Perché a Roma è così difficile?
"A volte diventa quasi un mistero. Parlano in tanti che non hanno neanche una qualifica tecnica per parlare di calcio. Io credo che Capello abbia vinto perché c'è stato un rapporto fortissimo con Sensi, il presidente si fidava completamente di Capello. Sono state tolte tutte le mezze figure davanti e hanno vinto il campionato".

Ha fatto di tutto per rientrare del contenzioso? Ritiene il passaggio Pallotta fallimentare per quello che poteva essere e non è stato?
"Ho chiesto di essere reintegrato davanti al giudice. Ho detto che sarei rientrato volentieri, perché di fatto non avevo problemi con la nuova proprietà. Siccome ero stato fermo cinque mesi mi è stato chiesto cosa avrei fatto con le mensilità in cui non ho lavorato e ho detto che ci avrei rinunciato pur di riprendere il mio posto. Avrei optato per un semplice confronto col presidente che non c'è mai stato. Non ho polemiche da fare con la famiglia Friedkin, è una loro scelta e non posso non condividerla. Pallotta? Credo si sia fidato delle persone sbagliate, ha sbagliato gli interpreti. Lui ha speso dei soldi e la Roma ha un deficit clamoroso quindi evidentemente qualcosa non ha funzionato. Ad un certo punto avrebbe dovuto mettere più forza e più mano per essere più competitivo. Invece ha delegato e a distanza molte cose le perdi per strada. Credo che lui ci abbia messo tutti i presupposti per fare bene a Roma".

Quanto sente sua questa Roma?
"Non posso non emozionarmi quando guardo la Roma. A volte capita che giochino 8-9 undicesimi che ho portato io, insieme a Fonseca. Quindi è evidente che ci sia sofferenza, ma dal momento in cui non c'è stata riconciliazione e si è detto che Petrachi non può più rientrare, io devo guardare avanti. Non voglio più parlare della Roma e non è corretto che lo faccia, diventa anche stancante. E' stato qualcosa di importante e rimarrà sempre dentro di me".

Voto a Fonseca?
"Voto 7,5 che potrebbe arrivare a 9 se modificasse qualcosa. A volte deve essere più caratteriale, viene frainteso ma ha molta personalità. Ma sono convinto che sia qualcosa che acquisirà".

Miglior colpo alla Roma?
"Ibanez e Villar sono due giovani di grandissime prospettive. La Roma ci può puntare per i prossimi dieci anni".

Un rimpianto di mercato?
"Tutti i giocatori che avevamo puntato siamo riusciti a prenderli".

Su Zaniolo.
"La Juventus è sempre stata innamorata di Zaniolo, è un talento puro. Il ragazzo, con la mia gestione, si è sempre comportato bene ed è cresciuto, è maturato tantissimo. Ha una sensibilità spiccata, è un ragazzo molto più grande dell'età che ha e ha superato anche delle difficoltà personali importanti".

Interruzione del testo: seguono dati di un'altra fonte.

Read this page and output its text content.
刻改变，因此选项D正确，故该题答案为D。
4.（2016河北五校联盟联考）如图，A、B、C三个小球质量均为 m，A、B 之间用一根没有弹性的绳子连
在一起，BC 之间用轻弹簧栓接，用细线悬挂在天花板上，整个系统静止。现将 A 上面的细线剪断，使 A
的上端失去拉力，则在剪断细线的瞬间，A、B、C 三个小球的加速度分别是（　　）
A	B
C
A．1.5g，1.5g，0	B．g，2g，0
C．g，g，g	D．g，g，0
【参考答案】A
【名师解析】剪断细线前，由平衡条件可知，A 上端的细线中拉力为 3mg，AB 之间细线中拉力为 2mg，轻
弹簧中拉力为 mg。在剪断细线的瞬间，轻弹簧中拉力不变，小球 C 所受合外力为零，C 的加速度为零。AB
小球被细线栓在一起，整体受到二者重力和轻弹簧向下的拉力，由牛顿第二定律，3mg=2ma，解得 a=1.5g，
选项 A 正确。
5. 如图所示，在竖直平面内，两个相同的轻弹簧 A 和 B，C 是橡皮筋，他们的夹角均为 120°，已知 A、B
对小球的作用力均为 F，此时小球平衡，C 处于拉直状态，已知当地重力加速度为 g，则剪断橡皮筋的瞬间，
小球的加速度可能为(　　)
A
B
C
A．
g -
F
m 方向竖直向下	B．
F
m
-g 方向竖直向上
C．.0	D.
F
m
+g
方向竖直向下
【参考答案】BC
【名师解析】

Sul caso Longo e la sconfitta a tavolino col Verona
"C'è un concorso di colpe. La lista la compila una persona con altre 3-4 a controllare. Longo, visto che era già in uscita, è stato superficiale però le colpe non sono solo le sue. Il team manager fa le liste".

Conosce Tiago Pinto?
"Domanda di riserva. Il direttore sportivo al Benfica era Rui Costa, io parlavo con lui. Se mi parlate di un direttore sportivo che non ha neanche il tesserino io non posso dire che lo conosco. Sarà anche il più bravo direttore sportivo del mondo ma nel Benfica era Rui Costa ad occuparsi dell'area tecnica. Poi magari la Roma gli farà fare più ruoli, dicono sia un ragazzo polivalente, ma come ds non lo riconosco".